In more traditional treatments of algebra, great emphasis has been placed on the computation of the partial fraction decomposition of a rational function. The reason was an application: partial fractions in integration.

The basic principles involved are quite simple; it is the algorithmic aspects that require attention in particular cases.

Assume a rational function R(X) in one unknown has denominator that factorises as P(X)Q(X) over a field K (we can take this to be real numbers, or complex numbers). If P and Q have no common factor then R may be written as A/P + B/Q for some polynomials A(X) and B(X) over K. The existence of such a decomposition is a consequence of the fact that the polynomial ring over K is a principal ideal domain, so that CP + DQ = 1 for some polynomial C(X) and D(X) (see Bézout's identity).

Using this idea inductively we can write R(X) as a sum with denominators powers of irreducible polynomials. To take this further, if required, write G(X)/F(X)n as a sum with denominators powers of F and numerators of degree less than F, plus a possible extra polynomial. This can be done by the Euclidean algorithm, polynomial case.
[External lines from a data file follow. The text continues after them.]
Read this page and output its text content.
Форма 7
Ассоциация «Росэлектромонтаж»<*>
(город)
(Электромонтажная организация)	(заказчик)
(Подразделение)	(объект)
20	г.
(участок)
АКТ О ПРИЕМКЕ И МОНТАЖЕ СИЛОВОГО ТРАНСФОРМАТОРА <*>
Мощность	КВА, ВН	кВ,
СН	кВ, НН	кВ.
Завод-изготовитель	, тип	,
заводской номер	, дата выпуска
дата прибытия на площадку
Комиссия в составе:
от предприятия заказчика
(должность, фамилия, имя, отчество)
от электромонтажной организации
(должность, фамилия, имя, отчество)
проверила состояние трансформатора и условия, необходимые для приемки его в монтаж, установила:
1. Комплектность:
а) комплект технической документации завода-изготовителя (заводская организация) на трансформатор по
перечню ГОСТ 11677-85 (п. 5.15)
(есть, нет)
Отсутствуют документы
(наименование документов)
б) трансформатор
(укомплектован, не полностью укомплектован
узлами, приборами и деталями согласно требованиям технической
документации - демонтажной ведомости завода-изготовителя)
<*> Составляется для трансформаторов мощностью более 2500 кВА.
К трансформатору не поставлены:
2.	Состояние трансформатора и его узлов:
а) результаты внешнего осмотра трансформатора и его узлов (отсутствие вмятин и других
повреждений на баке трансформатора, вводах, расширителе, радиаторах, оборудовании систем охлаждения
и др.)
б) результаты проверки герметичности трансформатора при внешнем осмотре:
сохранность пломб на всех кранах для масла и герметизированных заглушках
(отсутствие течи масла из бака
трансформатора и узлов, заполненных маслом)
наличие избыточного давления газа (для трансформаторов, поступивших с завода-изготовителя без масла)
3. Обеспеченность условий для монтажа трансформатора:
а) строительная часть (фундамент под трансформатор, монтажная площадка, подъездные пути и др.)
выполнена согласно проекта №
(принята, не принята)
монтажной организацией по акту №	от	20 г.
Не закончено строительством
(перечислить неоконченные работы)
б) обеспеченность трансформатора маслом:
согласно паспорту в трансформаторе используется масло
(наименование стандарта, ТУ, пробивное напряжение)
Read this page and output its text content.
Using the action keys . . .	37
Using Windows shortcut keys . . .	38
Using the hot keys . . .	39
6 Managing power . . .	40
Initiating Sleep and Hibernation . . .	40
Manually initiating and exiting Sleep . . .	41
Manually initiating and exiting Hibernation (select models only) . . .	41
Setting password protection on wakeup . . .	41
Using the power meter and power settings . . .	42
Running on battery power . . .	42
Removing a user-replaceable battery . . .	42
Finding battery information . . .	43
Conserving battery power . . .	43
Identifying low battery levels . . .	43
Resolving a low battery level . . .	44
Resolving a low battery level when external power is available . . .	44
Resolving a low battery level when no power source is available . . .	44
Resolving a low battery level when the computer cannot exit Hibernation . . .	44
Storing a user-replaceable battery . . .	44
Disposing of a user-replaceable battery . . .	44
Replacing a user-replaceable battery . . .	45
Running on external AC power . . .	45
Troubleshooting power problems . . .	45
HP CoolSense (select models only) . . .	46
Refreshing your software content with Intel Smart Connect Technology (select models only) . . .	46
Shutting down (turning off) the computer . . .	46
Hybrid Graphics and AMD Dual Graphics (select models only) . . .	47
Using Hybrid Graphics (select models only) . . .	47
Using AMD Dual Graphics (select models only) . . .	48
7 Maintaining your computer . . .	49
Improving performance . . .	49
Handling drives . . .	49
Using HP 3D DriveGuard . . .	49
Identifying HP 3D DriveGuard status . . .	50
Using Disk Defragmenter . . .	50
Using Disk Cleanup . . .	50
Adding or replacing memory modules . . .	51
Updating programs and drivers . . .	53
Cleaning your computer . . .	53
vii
Therefore when K is the complex numbers and we can assume F has degree 1 (by the fundamental theorem of algebra) the numerators will be constant. When K is the real numbers we can have the case of degree F = 2, and a quotient of a linear polynomial by a power of a quadratic will occur. This therefore is a case that requires discussion, in the systematic theory of integration (for example in computer algebra).